What some see as the output of complex models with puzzles become almost laughably simple exponential growth plus shocks. In fact, not much seems to have happened in the US economy at all since WWII except women entering the workforce — the business cycle fluctuations are trivially small compared to this effect.

We might expect our description of economies to radically simplify when you have the right description. In fact, Erik Hoel has formalized this in terms of effective information: delivering the most information about the state of the system using the right agents.

Whether or not you believe Hoel about causal emergence — that these simplifications must arise — we know we are encoding the most data with the least amount of information because the dynamic equilibrium models described above for multiple different time series can be represented as functions of each other.

If one time series is exp(g(t)), then another time series exp(f(t)) is given by

f(t) = c g(a t + b) + d t + e

And if Y = f(X), then H(Y) ≤ H(X).

[ed. H(X) is the information entropy of the random variable X]

Now this only works for a single shock in the dynamic equilibrium model (the coefficients a and b adjust the relative widths and centroids of the single shocks in the series defined by f and g). But as I mentioned above, most of the variation in the US time series is captured by a single large shock associated with women entering the workforce.

The dynamic equilibrium frame not only radically simplifies the description of the data, but radically reduces the information content of the data. But the kicker is that this would be true regardless of whether you believe the derivation of the dynamic equilibrium model or not.

You don't have to believe there's a force called gravity that happens between any two things with mass to see how elliptical orbits with the sun at one focus radically simplifies the description of the solar system. Maybe there's another way to get those elliptical orbits. But you'd definitely avoid making a new model that requires you to look at the data as being more complex (i.e. a higher information content).
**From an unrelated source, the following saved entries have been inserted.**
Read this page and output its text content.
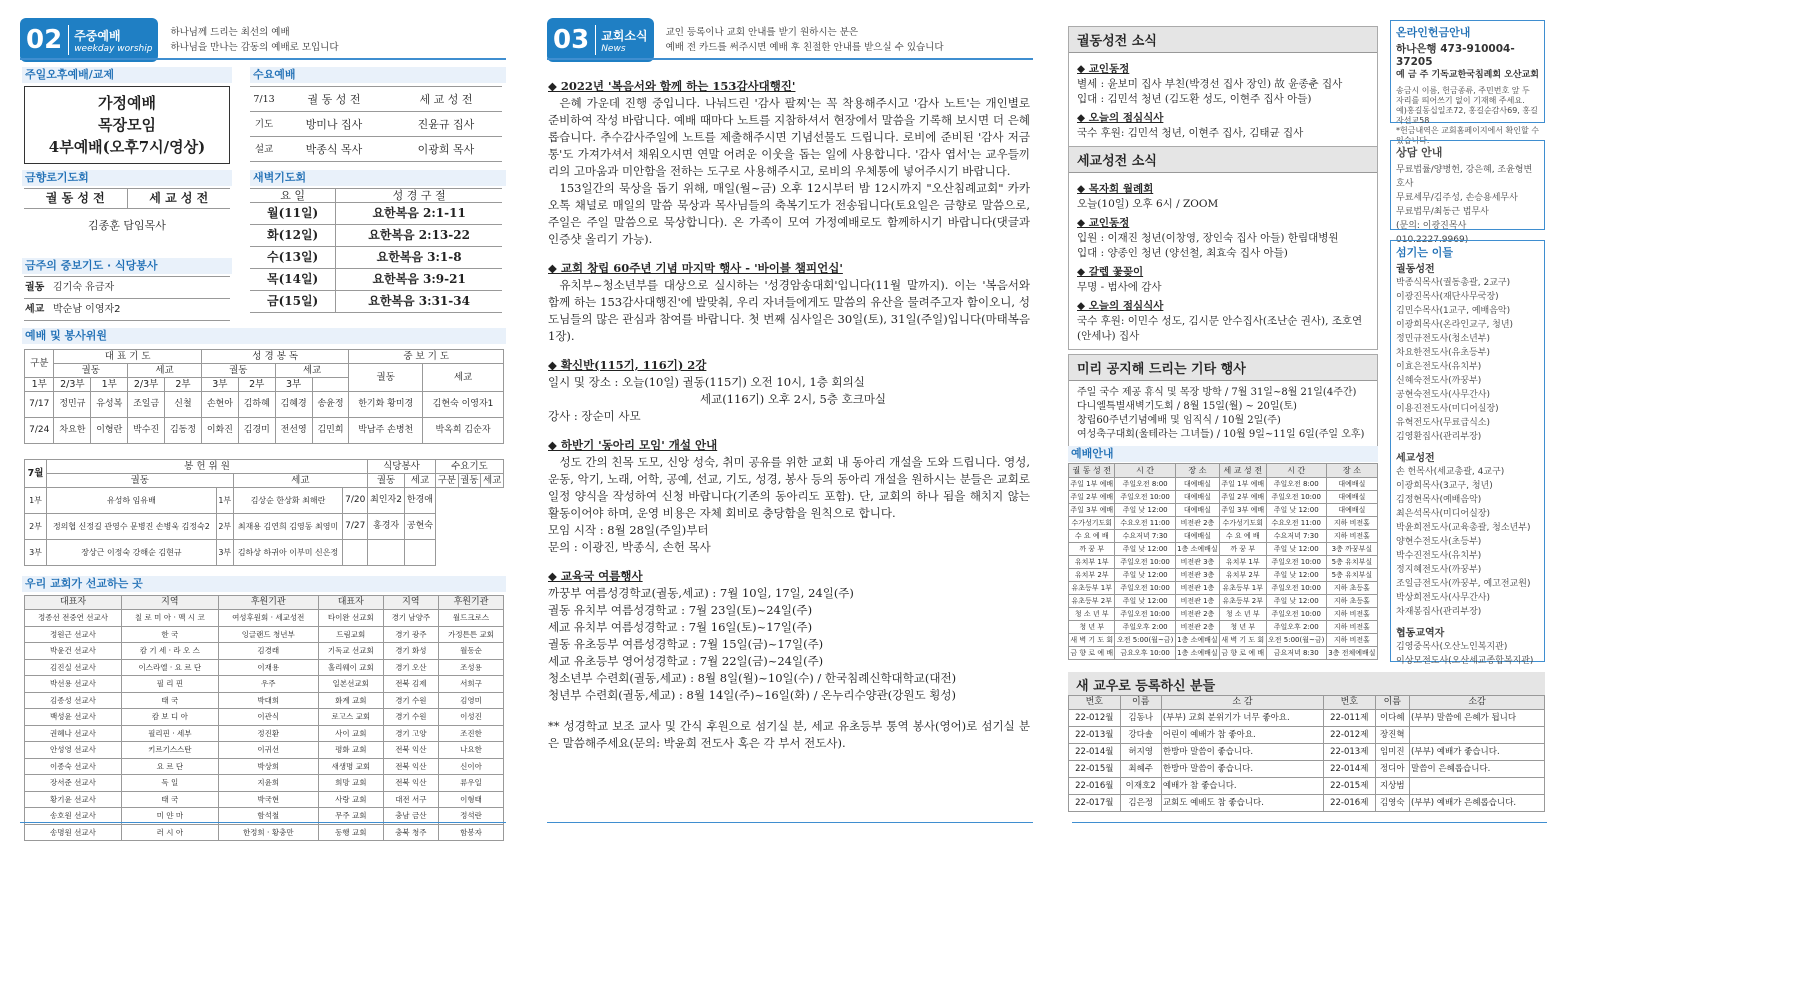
02	주중예배
weekday worship
하나님께 드리는 최선의 예배
하나님을 만나는 감동의 예배로 모입니다
주일오후예배/교제
가정예배
목장모임
4부예배(오후7시/영상)
수요예배
7/13	궐 동 성 전	세 교 성 전
기도	방미나 집사	진윤규 집사
설교	박종식 목사	이광희 목사
금향로기도회
궐 동 성 전	세 교 성 전
김종훈 담임목사
새벽기도회
요 일	성 경 구 절
월(11일)	요한복음 2:1-11
화(12일)	요한복음 2:13-22
수(13일)	요한복음 3:1-8
목(14일)	요한복음 3:9-21
금(15일)	요한복음 3:31-34
금주의 중보기도 · 식당봉사
궐동	김기숙 유금자
세교	박순남 이영자2
예배 및 봉사위원
구분	대 표 기 도				성 경 봉 독				중 보 기 도	
	궐동		세교		궐동		세교		궐동	세교
1부	2/3부	1부	2/3부	2부	3부	2부	3부			
7/17	정민규	유성복	조일금	신철	손현아	김하혜	김혜경	송윤정	한기화 황미경	김현숙 이영자1
7/24	차요한	이형란	박수진	김동정	이화진	김경미	전선영	김민희	박남주 손병천	박옥희 김순자
7월	봉 헌 위 원				식당봉사		수요기도		
	궐동		세교		궐동	세교	구분	궐동	세교
1부	유성하 임유배	1부	김상순 한상화 최해란	7/20	최인자2	한경애			
2부	정의협 신정길 관영수 문병진 손병욱 김정숙2	2부	최재용 김연희 김영동 최영미	7/27	홍경자	공현숙			
3부	장상근 이정숙 강해순 김현규	3부	김하상 하귀아 이부미 신은정						
우리 교회가 선교하는 곳
대표자	지역	후원기관	대표자	지역	후원기관
정종선 전중연 선교사	칠 로 미 아 · 멕 시 코	여성후원회 · 세교성전	타이완 선교회	경기 남양주	월드크로스
정원근 선교사	한 국	잉글랜드 청년부	드림교회	경기 광주	가정튼튼 교회
박윤건 선교사	캄 기 세 · 라 오 스	김경래	기독교 선교회	경기 화성	월동순
김진실 선교사	이스라엘 · 요 르 단	이재용	홀리웨이 교회	경기 오산	조성용
박선용 선교사	필 리 핀	우주	일본선교회	전북 김제	서희구
김종성 선교사	태 국	박대희	화계 교회	경기 수원	김영미
백성윤 선교사	캄 보 디 아	이관식	로고스 교회	경기 수원	이성진
권혜나 선교사	필리핀 · 세부	정진환	사이 교회	경기 고양	조진한
안성영 선교사	키르기스스탄	이귀선	평화 교회	전북 익산	나요한
이종숙 선교사	요 르 단	박상희	새생명 교회	전북 익산	신이아
장서준 선교사	독 일	지윤희	희망 교회	전북 익산	류우일
황기윤 선교사	태 국	박국현	사랑 교회	대전 서구	이형태
송호원 선교사	미 얀 마	함석철	무주 교회	충남 금산	정석란
송명원 선교사	러 시 아	한정희 · 황충만	동행 교회	충북 청주	함봉자
03	교회소식
News
교인 등록이나 교회 안내를 받기 원하시는 분은
예배 전 카드를 써주시면 예배 후 친절한 안내를 받으실 수 있습니다
◆ 2022년 '복음서와 함께 하는 153감사대행진'
은혜 가운데 진행 중입니다. 나눠드린 '감사 팔찌'는 꼭 착용해주시고 '감사 노트'는 개인별로 준비하여 작성 바랍니다. 예배 때마다 노트를 지참하셔서 현장에서 말씀을 기록해 보시면 더 은혜롭습니다. 추수감사주일에 노트를 제출해주시면 기념선물도 드립니다. 로비에 준비된 '감사 저금통'도 가져가셔서 채워오시면 연말 어려운 이웃을 돕는 일에 사용합니다. '감사 엽서'는 교우들끼리의 고마움과 미안함을 전하는 도구로 사용해주시고, 로비의 우체통에 넣어주시기 바랍니다.
153일간의 묵상을 돕기 위해, 매일(월~금) 오후 12시부터 밤 12시까지 "오산침례교회" 카카오톡 채널로 매일의 말씀 묵상과 목사님들의 축복기도가 전송됩니다(토요일은 금향로 말씀으로, 주일은 주일 말씀으로 묵상합니다). 온 가족이 모여 가정예배로도 함께하시기 바랍니다(댓글과 인증샷 올리기 가능).
◆ 교회 창립 60주년 기념 마지막 행사 - '바이블 챔피언십'
유치부~청소년부를 대상으로 실시하는 '성경암송대회'입니다(11월 말까지). 이는 '복음서와 함께 하는 153감사대행진'에 발맞춰, 우리 자녀들에게도 말씀의 유산을 물려주고자 함이오니, 성도님들의 많은 관심과 참여를 바랍니다. 첫 번째 심사일은 30일(토), 31일(주일)입니다(마태복음 1장).
◆ 확신반(115기, 116기) 2강
일시 및 장소 : 오늘(10일) 궐동(115기) 오전 10시, 1층 회의실
세교(116기) 오후 2시, 5층 호크마실
강사 : 장순미 사모
◆ 하반기 '동아리 모임' 개설 안내
성도 간의 친목 도모, 신앙 성숙, 취미 공유를 위한 교회 내 동아리 개설을 도와 드립니다. 영성, 운동, 악기, 노래, 어학, 공예, 선교, 기도, 성경, 봉사 등의 동아리 개설을 원하시는 분들은 교회로 일정 양식을 작성하여 신청 바랍니다(기존의 동아리도 포함). 단, 교회의 하나 됨을 해치지 않는 활동이어야 하며, 운영 비용은 자체 회비로 충당함을 원칙으로 합니다.
모임 시작 : 8월 28일(주일)부터
문의 : 이광진, 박종식, 손헌 목사
◆ 교육국 여름행사
까꿍부 여름성경학교(궐동,세교) : 7월 10일, 17일, 24일(주)
궐동 유치부 여름성경학교 : 7월 23일(토)~24일(주)
세교 유치부 여름성경학교 : 7월 16일(토)~17일(주)
궐동 유초등부 여름성경학교 : 7월 15일(금)~17일(주)
세교 유초등부 영어성경학교 : 7월 22일(금)~24일(주)
청소년부 수련회(궐동,세교) : 8월 8일(월)~10일(수) / 한국침례신학대학교(대전)
청년부 수련회(궐동,세교) : 8월 14일(주)~16일(화) / 온누리수양관(강원도 횡성)
** 성경학교 보조 교사 및 간식 후원으로 섬기실 분, 세교 유초등부 통역 봉사(영어)로 섬기실 분은 말씀해주세요(문의: 박윤희 전도사 혹은 각 부서 전도사).
궐동성전 소식
◆ 교인동정
별세 : 윤보미 집사 부친(박경선 집사 장인) 故 윤종춘 집사
입대 : 김민석 청년 (김도환 성도, 이현주 집사 아들)
◆ 오늘의 점심식사
국수 후원: 김민석 청년, 이현주 집사, 김태균 집사
세교성전 소식
◆ 목자회 월례회
오늘(10일) 오후 6시 / ZOOM
◆ 교인동정
입원 : 이재진 청년(이창영, 장인숙 집사 아들) 한림대병원
입대 : 양종인 청년 (양선철, 최효숙 집사 아들)
◆ 갈렙 꽃꽂이
무명 - 범사에 감사
◆ 오늘의 점심식사
국수 후원: 이민수 성도, 김시문 안수집사(조난순 권사), 조호연(안세나) 집사
미리 공지해 드리는 기타 행사
주일 국수 제공 휴식 및 목장 방학 / 7월 31일~8월 21일(4주간)
다니엘특별새벽기도회 / 8월 15일(월) ~ 20일(토)
창립60주년기념예배 및 임직식 / 10월 2일(주)
여성축구대회(울테라는 그녀들) / 10월 9일~11일 6일(주일 오후)
예배안내
궐 동 성 전	시 간	장 소	세 교 성 전	시 간	장 소
주일 1부 예배	주일오전 8:00	대예배실	주일 1부 예배	주일오전 8:00	대예배실
주일 2부 예배	주일오전 10:00	대예배실	주일 2부 예배	주일오전 10:00	대예배실
주일 3부 예배	주일 낮 12:00	대예배실	주일 3부 예배	주일 낮 12:00	대예배실
수가성기도회	수요오전 11:00	비전관 2층	수가성기도회	수요오전 11:00	지하 비전홀
수 요 예 배	수요저녁 7:30	대예배실	수 요 예 배	수요저녁 7:30	지하 비전홀
까 꿍 부	주일 낮 12:00	1층 소예배실	까 꿍 부	주일 낮 12:00	3층 까꿍부실
유치부 1부	주일오전 10:00	비전관 3층	유치부 1부	주일오전 10:00	5층 유치부실
유치부 2부	주일 낮 12:00	비전관 3층	유치부 2부	주일 낮 12:00	5층 유치부실
유초등부 1부	주일오전 10:00	비전관 1층	유초등부 1부	주일오전 10:00	지하 초등홀
유초등부 2부	주일 낮 12:00	비전관 1층	유초등부 2부	주일 낮 12:00	지하 초등홀
청 소 년 부	주일오전 10:00	비전관 2층	청 소 년 부	주일오전 10:00	지하 비전홀
청 년 부	주일오후 2:00	비전관 2층	청 년 부	주일오후 2:00	지하 비전홀
새 벽 기 도 회	오전 5:00(월~금)	1층 소예배실	새 벽 기 도 회	오전 5:00(월~금)	지하 비전홀
금 향 로 예 배	금요오후 10:00	1층 소예배실	금 향 로 예 배	금요저녁 8:30	3층 전체예배실
새 교우로 등록하신 분들
번호	이름	소 감	번호	이름	소감
22-012월	김동나	(부부) 교회 분위기가 너무 좋아요.	22-011제	이다혜	(부부) 말씀에 은혜가 됩니다
22-013월	강다솔	어린이 예배가 참 좋아요.	22-012제	장진혁	
22-014월	허지영	한방마 말씀이 좋습니다.	22-013제	임미진	(부부) 예배가 좋습니다.
22-015월	최혜주	한방마 말씀이 좋습니다.	22-014제	정디아	말씀이 은혜롭습니다.
22-016월	이재호2	예배가 참 좋습니다.	22-015제	지상범	
22-017월	김은정	교회도 예배도 참 좋습니다.	22-016제	김영숙	(부부) 예배가 은혜롭습니다.
온라인헌금안내
하나은행 473-910004-37205
예 금 주 기독교한국침례회 오산교회
송금시 이름, 헌금종류, 주민번호 앞 두 자리를 띄어쓰기 없이 기재해 주세요.
예)홍길동십일조72, 홍길순감사69, 홍길자선교58
*헌금내역은 교회홈페이지에서 확인할 수 있습니다.
상담 안내
무료법률/양병헌, 강은혜, 조윤형변호사
무료세무/김주성, 손승용세무사
무료법무/최동근 법무사
(문의: 이광진목사 010.2227.9969)
섬기는 이들
궐동성전
박종식목사(궐동총괄, 2교구)
이광진목사(재단사무국장)
김민수목사(1교구, 예배음악)
이광희목사(온라인교구, 청년)
정민규전도사(청소년부)
차요한전도사(유초등부)
이효은전도사(유치부)
신혜숙전도사(까꿍부)
공현숙전도사(사무간사)
이용진전도사(미디어실장)
유혁전도사(무료급식소)
김영환집사(관리부장)
세교성전
손 헌목사(세교총괄, 4교구)
이광희목사(3교구, 청년)
김정현목사(예배음악)
최은석목사(미디어실장)
박윤희전도사(교육총괄, 청소년부)
양현수전도사(초등부)
박수진전도사(유치부)
정지혜전도사(까꿍부)
조일금전도사(까꿍부, 예고전교원)
박상희전도사(사무간사)
차재봉집사(관리부장)
협동교역자
김영중목사(오산노인복지관)
이상모전도사(오산세교종합복지관)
This is all to say the dynamic equilibrium model bounds the relevant complexity of macroeconomic models. I've discussed this before here, but that was in the context of a particular effect. The dynamic equilibrium frame bounds the relevant complexity of all possible macroeconomic models. If a model is more complex than the dynamic equilibrium model, then it has to perform better empirically (with a smaller error, or encompass more variables with roughly the same error). More complex models should also reduce to the dynamic equilibrium model in some limit if only because the dynamic equilibrium model describes the data [1].

...

Footnotes:

[1] It is possible for effects to conspire to yield a model that looks superficially like the dynamic equilibrium model, but is in fact different. A prime example is a model that yields a dynamic equilibrium shock as the "normal" growth rate and the dynamic equilibrium "normal" as shocks. Think of a W-curve: are the two up strokes the normal, or the down? Further data should show that eventually you either have longer up stokes or down strokes, and it was possible you were just unlucky with the data you started with.